Враки, конечно. Где такое видано, чтобы вода была кусками? Она ж вертлявая! Наберешь в ладошки, чтобы попить — руки нужно крепло держать, не то вся пробежит сквозь пальцы, как он сам из материнских рук. Камень — да, другое дело. Его взял, положил на ладонь — никуда он не денется. Потому что камень — это кусок. А вода — нет, не бывает кусками. Потому что вертлявая.
Еще старики говорили, что жарко стало после того, как ранатхоны пришли. С неба свалились, вместо кусков воды. Но то давно было, еще когда старики нынешних стариков совсем маленькие были. Меньше поросенка. Рассказывали, будто жару они и устроили, потому что серым владыкам так нравится. Им нравится, когда жарко.
Тоже враки. Как с неба свалиться можно? Чтобы оттуда свалиться — нужно как-то там очутиться. Опять же, жить где-то там нужно. А где там жить, кроме как на облаках? Только чтобы с облаков свалиться — совсем дурным быть нужно. Облака — вон какие. Мягкие, пушистые, как овечья шерсть. Если б Ручеек жил на облаках — точно не стал бы никуда сваливаться. Лежал бы себе на боку и смотрел вниз, на землю, как стада пасутся. Совсем дураком быть нужно, чтобы с облаков свалиться.

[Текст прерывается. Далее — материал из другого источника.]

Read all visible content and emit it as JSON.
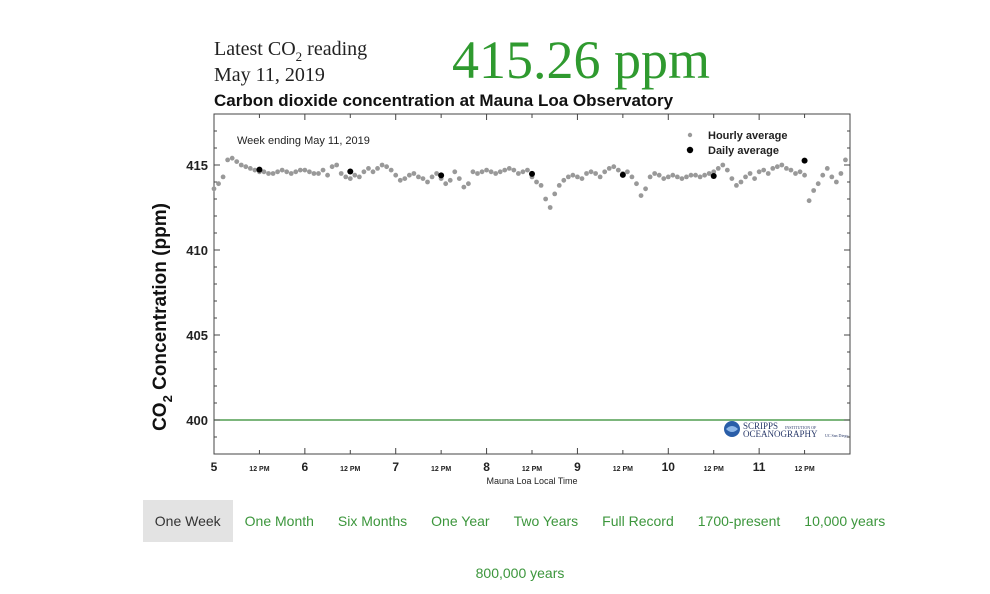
{
  "header": {
    "latest_label_pre": "Latest CO",
    "latest_label_sub": "2",
    "latest_label_post": " reading",
    "date": "May 11, 2019",
    "reading": "415.26 ppm"
  },
  "chart_title": "Carbon dioxide concentration at Mauna Loa Observatory",
  "chart_data": {
    "type": "scatter",
    "annotation": "Week ending May 11, 2019",
    "xlabel": "Mauna Loa Local Time",
    "ylabel_pre": "CO",
    "ylabel_sub": "2",
    "ylabel_post": " Concentration (ppm)",
    "xlim": [
      5,
      12
    ],
    "ylim": [
      398,
      418
    ],
    "yticks": [
      400,
      405,
      410,
      415
    ],
    "x_major_ticks": [
      5,
      6,
      7,
      8,
      9,
      10,
      11
    ],
    "x_minor_tick_label": "12 PM",
    "x_minor_ticks": [
      5.5,
      6.5,
      7.5,
      8.5,
      9.5,
      10.5,
      11.5
    ],
    "reference_line": 400,
    "series": [
      {
        "name": "Hourly average",
        "marker": "small-dot",
        "color": "#999999",
        "x": [
          5.0,
          5.05,
          5.1,
          5.15,
          5.2,
          5.25,
          5.3,
          5.35,
          5.4,
          5.45,
          5.5,
          5.55,
          5.6,
          5.65,
          5.7,
          5.75,
          5.8,
          5.85,
          5.9,
          5.95,
          6.0,
          6.05,
          6.1,
          6.15,
          6.2,
          6.25,
          6.3,
          6.35,
          6.4,
          6.45,
          6.5,
          6.55,
          6.6,
          6.65,
          6.7,
          6.75,
          6.8,
          6.85,
          6.9,
          6.95,
          7.0,
          7.05,
          7.1,
          7.15,
          7.2,
          7.25,
          7.3,
          7.35,
          7.4,
          7.45,
          7.5,
          7.55,
          7.6,
          7.65,
          7.7,
          7.75,
          7.8,
          7.85,
          7.9,
          7.95,
          8.0,
          8.05,
          8.1,
          8.15,
          8.2,
          8.25,
          8.3,
          8.35,
          8.4,
          8.45,
          8.5,
          8.55,
          8.6,
          8.65,
          8.7,
          8.75,
          8.8,
          8.85,
          8.9,
          8.95,
          9.0,
          9.05,
          9.1,
          9.15,
          9.2,
          9.25,
          9.3,
          9.35,
          9.4,
          9.45,
          9.5,
          9.55,
          9.6,
          9.65,
          9.7,
          9.75,
          9.8,
          9.85,
          9.9,
          9.95,
          10.0,
          10.05,
          10.1,
          10.15,
          10.2,
          10.25,
          10.3,
          10.35,
          10.4,
          10.45,
          10.5,
          10.55,
          10.6,
          10.65,
          10.7,
          10.75,
          10.8,
          10.85,
          10.9,
          10.95,
          11.0,
          11.05,
          11.1,
          11.15,
          11.2,
          11.25,
          11.3,
          11.35,
          11.4,
          11.45,
          11.5,
          11.55,
          11.6,
          11.65,
          11.7,
          11.75,
          11.8,
          11.85,
          11.9,
          11.95
        ],
        "y": [
          413.6,
          413.9,
          414.3,
          415.3,
          415.4,
          415.2,
          415.0,
          414.9,
          414.8,
          414.7,
          414.6,
          414.6,
          414.5,
          414.5,
          414.6,
          414.7,
          414.6,
          414.5,
          414.6,
          414.7,
          414.7,
          414.6,
          414.5,
          414.5,
          414.7,
          414.4,
          414.9,
          415.0,
          414.5,
          414.3,
          414.2,
          414.4,
          414.3,
          414.6,
          414.8,
          414.6,
          414.8,
          415.0,
          414.9,
          414.7,
          414.4,
          414.1,
          414.2,
          414.4,
          414.5,
          414.3,
          414.2,
          414.0,
          414.3,
          414.5,
          414.2,
          413.9,
          414.1,
          414.6,
          414.2,
          413.7,
          413.9,
          414.6,
          414.5,
          414.6,
          414.7,
          414.6,
          414.5,
          414.6,
          414.7,
          414.8,
          414.7,
          414.5,
          414.6,
          414.7,
          414.3,
          414.0,
          413.8,
          413.0,
          412.5,
          413.3,
          413.8,
          414.1,
          414.3,
          414.4,
          414.3,
          414.2,
          414.5,
          414.6,
          414.5,
          414.3,
          414.6,
          414.8,
          414.9,
          414.7,
          414.5,
          414.6,
          414.3,
          413.9,
          413.2,
          413.6,
          414.3,
          414.5,
          414.4,
          414.2,
          414.3,
          414.4,
          414.3,
          414.2,
          414.3,
          414.4,
          414.4,
          414.3,
          414.4,
          414.5,
          414.6,
          414.8,
          415.0,
          414.7,
          414.2,
          413.8,
          414.0,
          414.3,
          414.5,
          414.2,
          414.6,
          414.7,
          414.5,
          414.8,
          414.9,
          415.0,
          414.8,
          414.7,
          414.5,
          414.6,
          414.4,
          412.9,
          413.5,
          413.9,
          414.4,
          414.8,
          414.3,
          414.0,
          414.5,
          415.3
        ]
      },
      {
        "name": "Daily average",
        "marker": "large-dot",
        "color": "#000000",
        "x": [
          5.5,
          6.5,
          7.5,
          8.5,
          9.5,
          10.5,
          11.5
        ],
        "y": [
          414.73,
          414.62,
          414.39,
          414.48,
          414.42,
          414.35,
          415.26
        ]
      }
    ]
  },
  "logo": {
    "line1": "SCRIPPS",
    "line1_small": "INSTITUTION OF",
    "line2": "OCEANOGRAPHY",
    "line2_small": "UC San Diego"
  },
  "tabs": [
    {
      "label": "One Week",
      "active": true
    },
    {
      "label": "One Month",
      "active": false
    },
    {
      "label": "Six Months",
      "active": false
    },
    {
      "label": "One Year",
      "active": false
    },
    {
      "label": "Two Years",
      "active": false
    },
    {
      "label": "Full Record",
      "active": false
    },
    {
      "label": "1700-present",
      "active": false
    },
    {
      "label": "10,000 years",
      "active": false
    },
    {
      "label": "800,000 years",
      "active": false
    }
  ],
  "colors": {
    "accent_green": "#2f9a2f",
    "tab_green": "#3c963c",
    "reference_line": "#2e8b2e",
    "active_tab_bg": "#e3e3e3"
  }
}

Да и если ранатхонам так нравится, когда жарко — там, на облаках, и остались бы. Потому что жар — он от солнца. А солнце как раз наверху. Получается, что на облаках совсем жарко! Вот и зачем сваливаться вниз, чтобы делать жарко, если живешь там, где и без того жарко? Вот вопрос, на который старики дать ответ не могли…

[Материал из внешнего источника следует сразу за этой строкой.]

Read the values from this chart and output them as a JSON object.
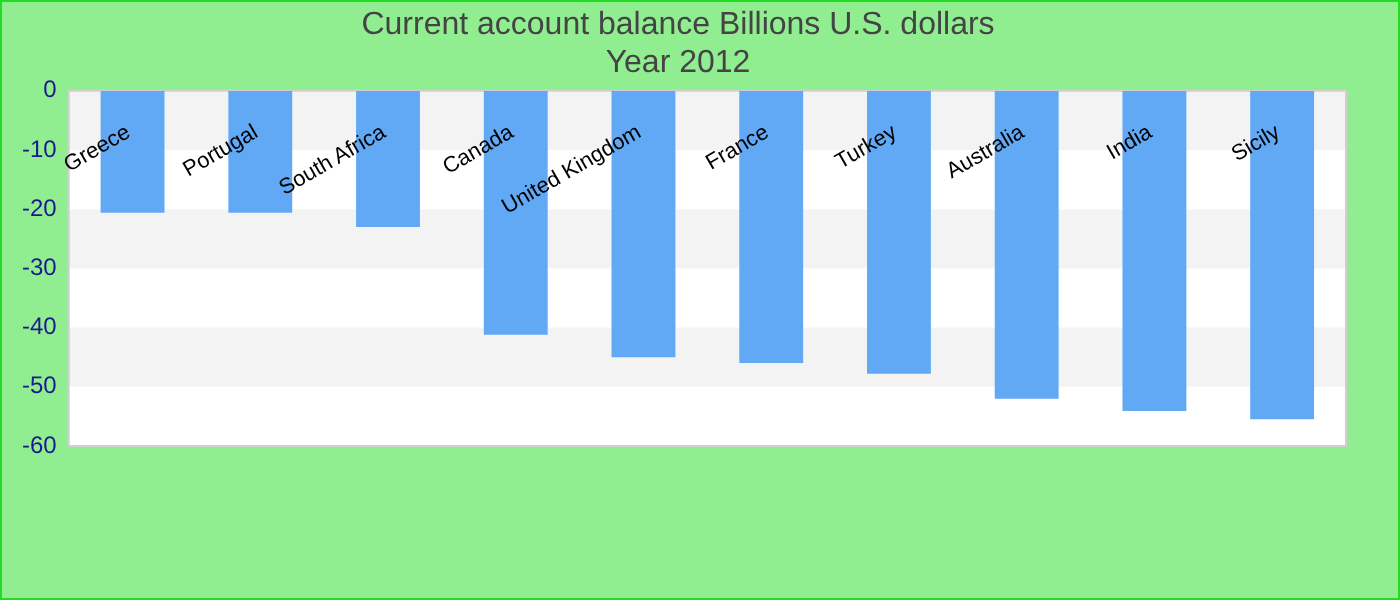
{
  "chart_data": {
    "type": "bar",
    "title": "Current account balance Billions U.S. dollars",
    "subtitle": "Year 2012",
    "categories": [
      "Greece",
      "Portugal",
      "South Africa",
      "Canada",
      "United Kingdom",
      "France",
      "Turkey",
      "Australia",
      "India",
      "Sicily"
    ],
    "values": [
      -20.6,
      -20.6,
      -23,
      -41.2,
      -45,
      -46,
      -47.8,
      -52,
      -54.1,
      -55.5
    ],
    "color": "#62a9f5",
    "ylim": [
      -60,
      0
    ],
    "yticks": [
      0,
      -10,
      -20,
      -30,
      -40,
      -50,
      -60
    ]
  }
}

Ручеек снова зачерпнул воды, с наслаждением выпил и смахнул влагу с подбородка. Пора было двигаться дальше, если он хотел успеть в Камни до заката. А успеть нужно было обязательно. Иначе старики начнут ворчать. Ручеек еще слишком молод, чтобы охотиться одному, без спроса. Опоздает — снова начнут причитать, трясти своими седыми головами. Что они понимали, эти старики? Вон, даже про ранатхонов ничего путного сказать не могут! Зато думают о себе, будто все знают!
Он подобрал свое копье с каменным наконечником, потрогал пальцами зазубренный край — все еще острый, хороший кремень. Потом огляделся. Всюду, куда ни глянь – сплошные джунгли. Для кого-то они все одинаковые. Но не для Ручейка! Он много раз ходил этой тропой. В Кривые Скалы. Серые, страшные, дырявые, будто черви погрызли. Старики запрещали туда ходить. Говорили, место плохое. Нечистое.
Снова враки! Ручеек много раз бывал в Кривых Скалах, столько раз, что пальцев на обеих руках не хватит, чтобы сосчитать! Там было полно непонятного. Железные палки, длинные, пустые внутри, но совсем трухлявые. Рассыпались в красную пыль, стоило крепче сжать пальцы. И еще — гладкие, как вода, черные куски, отскакивающие от копья. Откуда все это, старики объяснить не могут, а про то, как вода кусками падала — это они знают!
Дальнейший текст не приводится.